Grouping games with combinatorial optimization
what is this
You are the secretary of the wedding party. Nine participants will play the game in three groups of three each. This game is played 4 times. Consider grouping ** any two people ** so that they can only be in the same group once **.

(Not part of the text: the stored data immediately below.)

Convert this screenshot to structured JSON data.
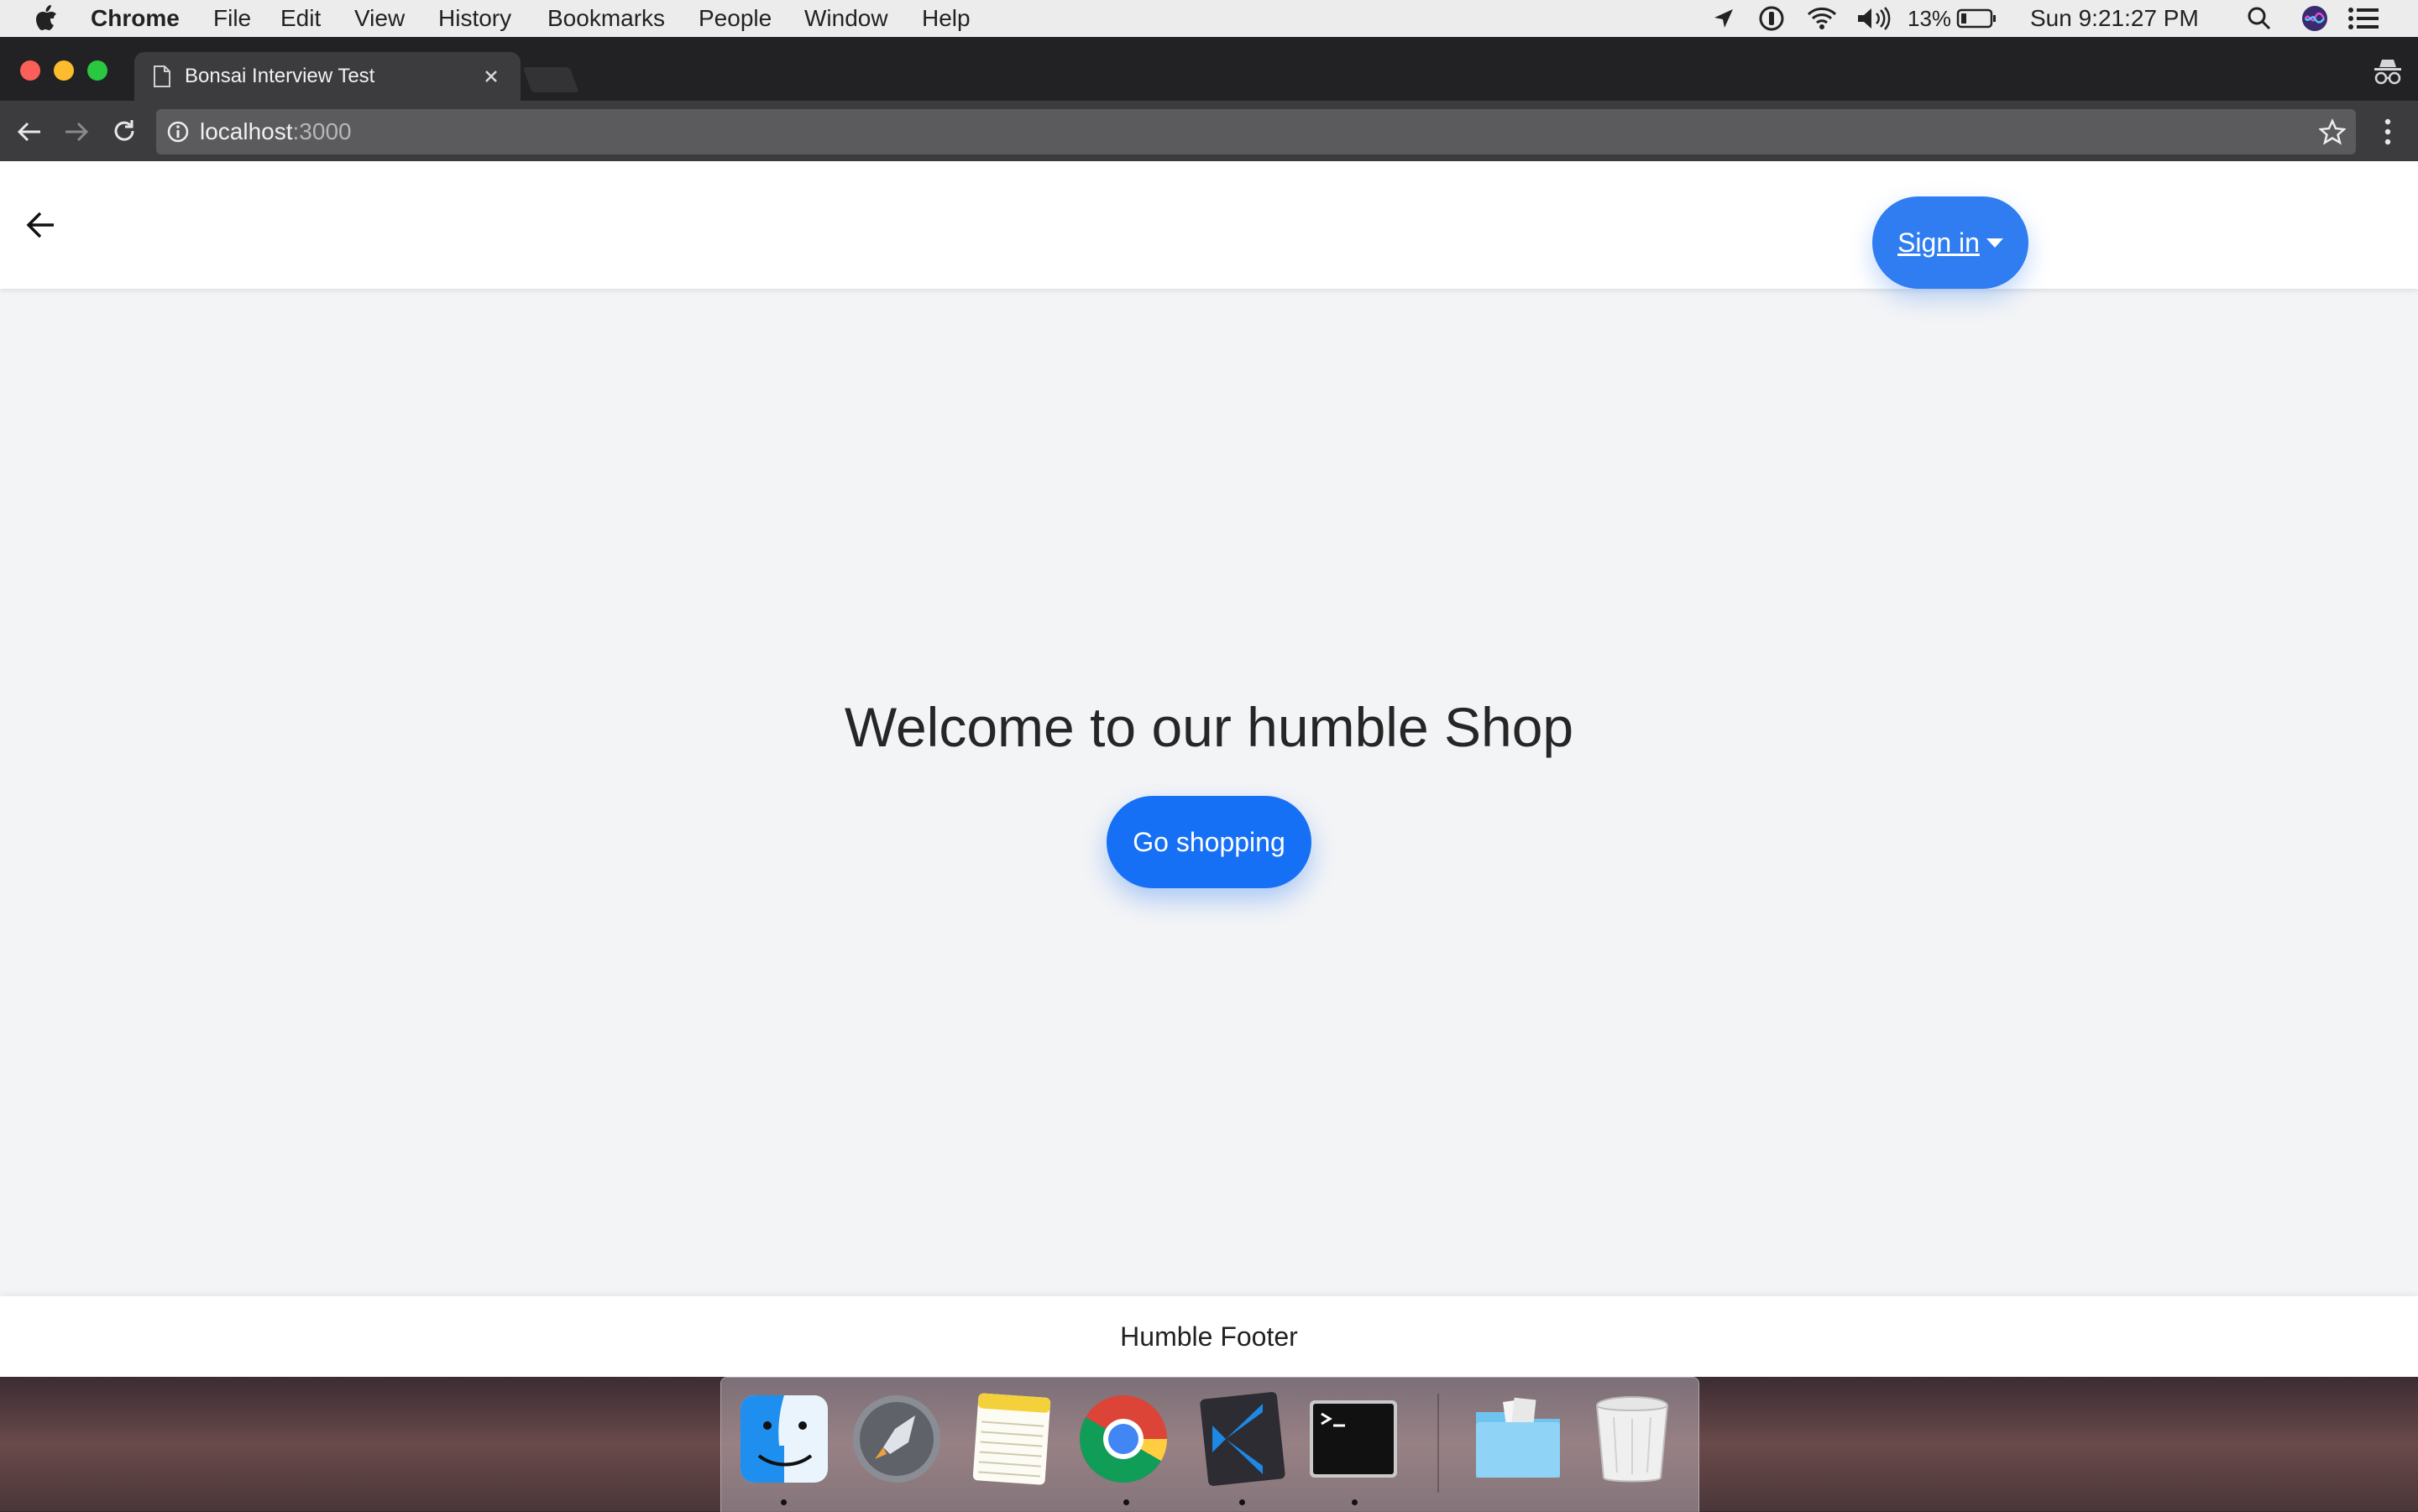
{
  "menubar": {
    "app_name": "Chrome",
    "menus": [
      "File",
      "Edit",
      "View",
      "History",
      "Bookmarks",
      "People",
      "Window",
      "Help"
    ],
    "battery": "13%",
    "clock": "Sun 9:21:27 PM"
  },
  "browser": {
    "tab_title": "Bonsai Interview Test",
    "url_host": "localhost",
    "url_port": ":3000"
  },
  "header": {
    "signin_label": "Sign in"
  },
  "main": {
    "heading": "Welcome to our humble Shop",
    "cta_label": "Go shopping"
  },
  "footer": {
    "text": "Humble Footer"
  },
  "dock": {
    "apps": [
      "finder-icon",
      "launchpad-icon",
      "notes-icon",
      "chrome-icon",
      "vscode-icon",
      "terminal-icon",
      "downloads-folder-icon",
      "trash-icon"
    ]
  },
  "colors": {
    "primary_button": "#1670f5",
    "signin_button": "#2f7df0",
    "page_background": "#f3f4f6"
  }
}
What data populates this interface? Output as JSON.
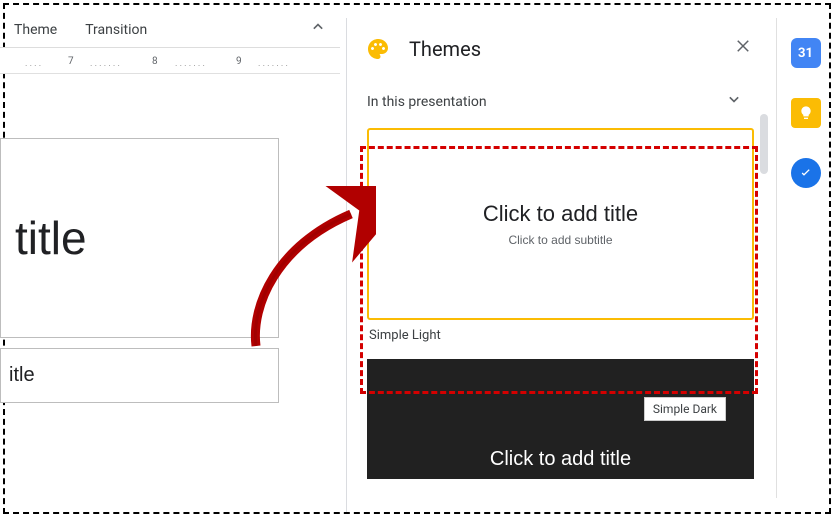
{
  "menubar": {
    "theme_label": "Theme",
    "transition_label": "Transition"
  },
  "ruler": {
    "marks": [
      "7",
      "8",
      "9"
    ]
  },
  "canvas": {
    "title_placeholder_fragment": "title",
    "subtitle_placeholder_fragment": "itle"
  },
  "themes_panel": {
    "title": "Themes",
    "section_label": "In this presentation",
    "themes": [
      {
        "name": "Simple Light",
        "preview_title": "Click to add title",
        "preview_subtitle": "Click to add subtitle",
        "selected": true
      },
      {
        "name": "Simple Dark",
        "preview_title": "Click to add title",
        "tooltip": "Simple Dark"
      }
    ]
  },
  "side_rail": {
    "calendar_day": "31"
  }
}
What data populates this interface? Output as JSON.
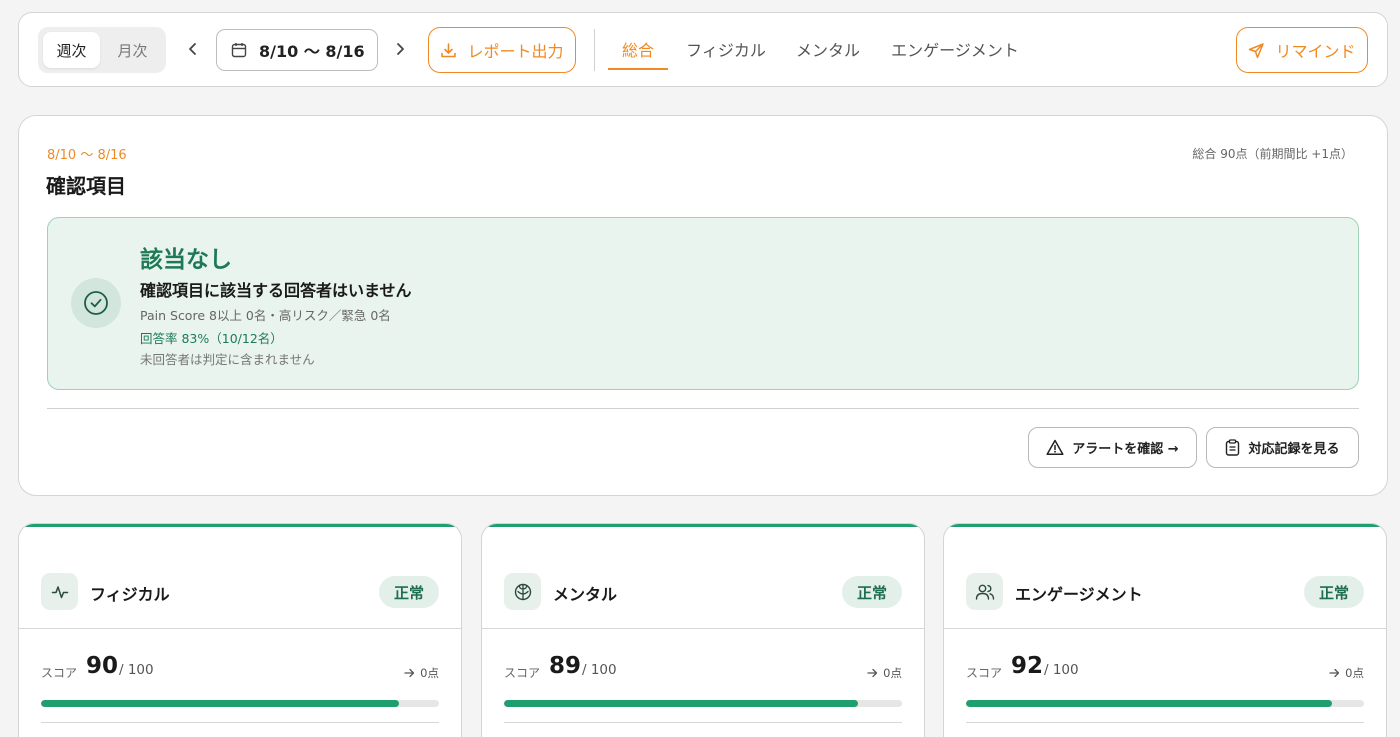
{
  "toolbar": {
    "period_toggle": {
      "weekly": "週次",
      "monthly": "月次",
      "selected": "週次"
    },
    "date_range": "8/10 〜 8/16",
    "export_label": "レポート出力",
    "tabs": [
      {
        "label": "総合",
        "active": true
      },
      {
        "label": "フィジカル",
        "active": false
      },
      {
        "label": "メンタル",
        "active": false
      },
      {
        "label": "エンゲージメント",
        "active": false
      }
    ],
    "remind_label": "リマインド"
  },
  "check_card": {
    "period": "8/10 〜 8/16",
    "summary": "総合 90点（前期間比 +1点）",
    "title": "確認項目",
    "result": {
      "heading": "該当なし",
      "subheading": "確認項目に該当する回答者はいません",
      "criteria": "Pain Score 8以上 0名・高リスク／緊急 0名",
      "response_rate": "回答率 83%（10/12名）",
      "note": "未回答者は判定に含まれません"
    },
    "alert_button": "アラートを確認 →",
    "records_button": "対応記録を見る"
  },
  "score_cards": [
    {
      "title": "フィジカル",
      "icon": "activity-icon",
      "status": "正常",
      "score_label": "スコア",
      "score": 90,
      "max": "/ 100",
      "delta": "0点",
      "progress": 0.9
    },
    {
      "title": "メンタル",
      "icon": "brain-icon",
      "status": "正常",
      "score_label": "スコア",
      "score": 89,
      "max": "/ 100",
      "delta": "0点",
      "progress": 0.89
    },
    {
      "title": "エンゲージメント",
      "icon": "users-icon",
      "status": "正常",
      "score_label": "スコア",
      "score": 92,
      "max": "/ 100",
      "delta": "0点",
      "progress": 0.92
    }
  ],
  "colors": {
    "accent": "#f08a24",
    "success": "#1f9e6e",
    "success_dark": "#1e7a55"
  }
}
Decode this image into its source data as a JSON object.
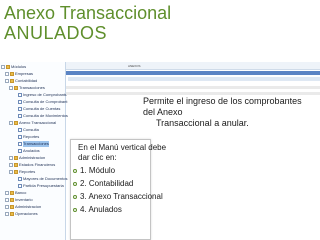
{
  "slide": {
    "title_line1": "Anexo Transaccional",
    "title_line2": "ANULADOS"
  },
  "callout": {
    "line1": "Permite el ingreso de los comprobantes del Anexo",
    "line2": "Transaccional a anular."
  },
  "instructions": {
    "intro_line1": "En el Manú vertical debe",
    "intro_line2": "dar clic en:",
    "steps": [
      "1. Módulo",
      "2. Contabilidad",
      "3. Anexo Transaccional",
      "4. Anulados"
    ]
  },
  "app": {
    "header_tag": "ANEXOS",
    "tree": [
      {
        "label": "Módulos",
        "icon": "folder-icon"
      },
      {
        "label": "Empresas",
        "icon": "folder-icon"
      },
      {
        "label": "Contabilidad",
        "icon": "folder-icon"
      },
      {
        "label": "Transacciones",
        "icon": "folder-icon"
      },
      {
        "label": "Ingreso de Comprobante",
        "icon": "document-icon"
      },
      {
        "label": "Consulta de Comprobant",
        "icon": "document-icon"
      },
      {
        "label": "Consulta de Cuentas",
        "icon": "document-icon"
      },
      {
        "label": "Consulta de Movimientos",
        "icon": "document-icon"
      },
      {
        "label": "Anexo Transaccional",
        "icon": "folder-icon"
      },
      {
        "label": "Consulta",
        "icon": "document-icon"
      },
      {
        "label": "Reportes",
        "icon": "document-icon"
      },
      {
        "label": "Transacciones",
        "icon": "document-icon"
      },
      {
        "label": "Anulados",
        "icon": "document-icon"
      },
      {
        "label": "Administracion",
        "icon": "folder-icon"
      },
      {
        "label": "Estados Financieros",
        "icon": "folder-icon"
      },
      {
        "label": "Reportes",
        "icon": "folder-icon"
      },
      {
        "label": "Mayores de Documentos",
        "icon": "document-icon"
      },
      {
        "label": "Partida Presupuestaria",
        "icon": "document-icon"
      },
      {
        "label": "Banco",
        "icon": "folder-icon"
      },
      {
        "label": "Inventario",
        "icon": "folder-icon"
      },
      {
        "label": "Administracion",
        "icon": "folder-icon"
      },
      {
        "label": "Operaciones",
        "icon": "folder-icon"
      }
    ]
  },
  "colors": {
    "title": "#5f8f2c",
    "selected_row": "#9cc3ec",
    "header_bar": "#5b84c4"
  }
}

- Social golfer of LocalSolver Example Collection Is a hint.
Formulation & Python
Let's solve it using Combinatorial optimization. As usual, [using PuLP and pandas](http://qiita.com/SaitoTsutomu/items/070ca9cb37c6b2b492f0#pulp%E3%81%A8pandas%E3%81%AE%E7%B5%84%E5%90%88 % E3% 81% 9B% E3% 81% AB% E3% 81% A4% E3% 81% 84% E3% 81% A6). The ** 0-1 variable Var ** indicates who, when, and which group holds.
python3
import pandas as pd
from pulp import *
from ortoolpy import addvars, addbinvars
from itertools import permutations
uss = [chr(65+i) for i in range(9)] # Users
a = pd.DataFrame([(us,wk,gr) for us in uss for wk in range(4)
for gr in range(3)], columns=['User','Time','Group'])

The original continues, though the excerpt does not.